Zabel defeated Jeffrey Cole, director of the UCLA Center for Communication Policy, who had been endorsed by a nominating committee chaired by Marshall-Daniels. In fact, every officer nominated by that committee except one was defeated, representing a clear rejection of the slate Marshall-Daniels had given the nod to to succeed her.
The lone exception was Dick Askin, who was elected first vice chairman. Askin is president of Tribune Entertainment, which, like the Los Angeles Times, is owned by Tribune Co. The other new officers, all elected to two-year terms, are second vice chairman John Shaffner, secretary Daniel H. Birman, treasurer Leo Chaloukian--a past president of the academy--and Los Angeles-area vice chairman Mitch Waldow.
Although the academy has more than 11,000 members, only the 67 members of the board of governors and executive committee participate in voting for officers. In an interview Thursday9, Zabel said his priorities include smoothing some of the internal political discord that has plagued the organization in recent years and opening up the process of decision-making to better involve the board of governors, which consists of two members from each of the academy's 27 peer groups.
Zabel also stressed his intent to delegate responsibility, after Marshall-Daniels had reportedly clashed with the academy's president and top staff member, Jim Chabin, because of her hands-on management style in the unpaid position.
"I don't intend for it to be my full-time job," Zabel said, adding that he hopes to inspire more people to participate by demonstrating that "those of us who do [actively] work in television can still be part of the academy."

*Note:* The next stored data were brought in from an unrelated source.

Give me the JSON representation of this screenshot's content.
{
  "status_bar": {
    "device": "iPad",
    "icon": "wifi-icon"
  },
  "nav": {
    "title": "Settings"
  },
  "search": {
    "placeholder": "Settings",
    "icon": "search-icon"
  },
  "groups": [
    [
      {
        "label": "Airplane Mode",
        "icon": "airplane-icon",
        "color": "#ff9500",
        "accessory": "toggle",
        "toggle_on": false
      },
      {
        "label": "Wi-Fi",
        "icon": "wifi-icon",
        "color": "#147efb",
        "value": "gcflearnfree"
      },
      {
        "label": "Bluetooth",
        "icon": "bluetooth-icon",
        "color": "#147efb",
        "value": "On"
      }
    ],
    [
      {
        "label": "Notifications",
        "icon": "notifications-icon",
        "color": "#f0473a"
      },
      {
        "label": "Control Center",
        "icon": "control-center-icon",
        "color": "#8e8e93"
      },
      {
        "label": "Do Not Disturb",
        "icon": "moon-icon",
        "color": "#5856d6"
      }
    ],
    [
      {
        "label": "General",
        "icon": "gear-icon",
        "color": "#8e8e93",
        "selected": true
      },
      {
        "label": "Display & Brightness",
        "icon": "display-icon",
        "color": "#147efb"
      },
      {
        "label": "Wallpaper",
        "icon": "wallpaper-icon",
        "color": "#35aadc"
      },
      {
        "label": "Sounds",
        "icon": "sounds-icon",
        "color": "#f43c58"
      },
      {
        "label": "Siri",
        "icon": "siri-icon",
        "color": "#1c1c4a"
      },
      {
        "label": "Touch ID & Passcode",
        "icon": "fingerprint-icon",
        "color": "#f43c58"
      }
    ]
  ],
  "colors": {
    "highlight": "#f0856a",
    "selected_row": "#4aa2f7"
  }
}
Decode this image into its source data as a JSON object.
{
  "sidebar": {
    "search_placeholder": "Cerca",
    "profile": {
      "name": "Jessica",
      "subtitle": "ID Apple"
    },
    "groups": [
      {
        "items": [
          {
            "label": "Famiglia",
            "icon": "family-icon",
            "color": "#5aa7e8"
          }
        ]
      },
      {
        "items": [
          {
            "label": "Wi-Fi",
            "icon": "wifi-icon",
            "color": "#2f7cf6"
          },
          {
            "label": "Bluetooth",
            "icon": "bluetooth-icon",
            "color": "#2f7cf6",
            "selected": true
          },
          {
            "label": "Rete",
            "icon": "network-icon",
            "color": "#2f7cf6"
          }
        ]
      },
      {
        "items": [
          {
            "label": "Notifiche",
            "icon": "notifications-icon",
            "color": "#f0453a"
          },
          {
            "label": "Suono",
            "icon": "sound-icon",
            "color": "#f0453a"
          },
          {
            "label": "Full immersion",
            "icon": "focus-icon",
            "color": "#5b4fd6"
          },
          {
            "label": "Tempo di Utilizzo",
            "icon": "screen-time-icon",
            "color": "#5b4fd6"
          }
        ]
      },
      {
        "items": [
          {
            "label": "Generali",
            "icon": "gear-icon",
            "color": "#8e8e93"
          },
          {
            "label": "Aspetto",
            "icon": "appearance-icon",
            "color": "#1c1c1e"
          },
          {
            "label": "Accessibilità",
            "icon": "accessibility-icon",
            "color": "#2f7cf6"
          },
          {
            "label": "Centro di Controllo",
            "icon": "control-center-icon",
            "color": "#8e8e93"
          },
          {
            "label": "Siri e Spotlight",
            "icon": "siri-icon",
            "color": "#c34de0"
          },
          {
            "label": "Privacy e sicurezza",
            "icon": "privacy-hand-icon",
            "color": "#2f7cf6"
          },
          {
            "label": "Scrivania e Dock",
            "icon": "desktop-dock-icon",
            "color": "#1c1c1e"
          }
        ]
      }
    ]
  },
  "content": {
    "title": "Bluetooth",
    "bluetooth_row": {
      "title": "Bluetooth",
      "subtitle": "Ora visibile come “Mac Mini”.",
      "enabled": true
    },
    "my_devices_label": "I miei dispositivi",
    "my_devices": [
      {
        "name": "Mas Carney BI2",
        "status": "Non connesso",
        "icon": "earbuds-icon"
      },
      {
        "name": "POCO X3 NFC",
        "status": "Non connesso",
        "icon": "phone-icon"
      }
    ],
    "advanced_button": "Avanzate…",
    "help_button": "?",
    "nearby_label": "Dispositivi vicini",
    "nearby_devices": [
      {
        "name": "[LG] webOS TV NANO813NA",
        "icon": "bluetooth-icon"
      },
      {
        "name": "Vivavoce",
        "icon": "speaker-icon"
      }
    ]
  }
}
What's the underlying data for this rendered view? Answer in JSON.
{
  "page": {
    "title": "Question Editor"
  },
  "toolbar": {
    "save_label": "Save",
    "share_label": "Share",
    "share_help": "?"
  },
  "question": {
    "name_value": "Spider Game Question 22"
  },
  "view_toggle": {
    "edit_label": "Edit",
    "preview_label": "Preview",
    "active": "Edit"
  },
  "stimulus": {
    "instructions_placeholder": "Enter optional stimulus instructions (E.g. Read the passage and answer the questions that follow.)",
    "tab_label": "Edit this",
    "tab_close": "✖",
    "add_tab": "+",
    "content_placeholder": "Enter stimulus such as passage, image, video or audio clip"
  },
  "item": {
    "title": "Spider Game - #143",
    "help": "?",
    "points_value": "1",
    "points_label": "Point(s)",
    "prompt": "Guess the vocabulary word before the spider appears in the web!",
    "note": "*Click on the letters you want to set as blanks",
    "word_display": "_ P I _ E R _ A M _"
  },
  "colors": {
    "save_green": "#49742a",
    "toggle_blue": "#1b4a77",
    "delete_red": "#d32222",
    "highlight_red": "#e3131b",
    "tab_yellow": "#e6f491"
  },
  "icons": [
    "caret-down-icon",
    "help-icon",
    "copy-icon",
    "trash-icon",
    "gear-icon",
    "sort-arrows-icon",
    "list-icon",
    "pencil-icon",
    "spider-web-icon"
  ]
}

Two major issues face the academy: negotiating a new broadcast agreement for the Emmy Awards, given that the current deal--in which the telecast rotates among the four major networks--expires next year; and a possible merger with the New York-based National Academy of Television Arts and Sciences, which presents the news, sports and daytime Emmys. Academy officials are hoping to substantially increase the fee the organization receives to broadcast the Emmys, which is now about $3 million a year--far less than what counterparts garner for the Oscars and Grammys.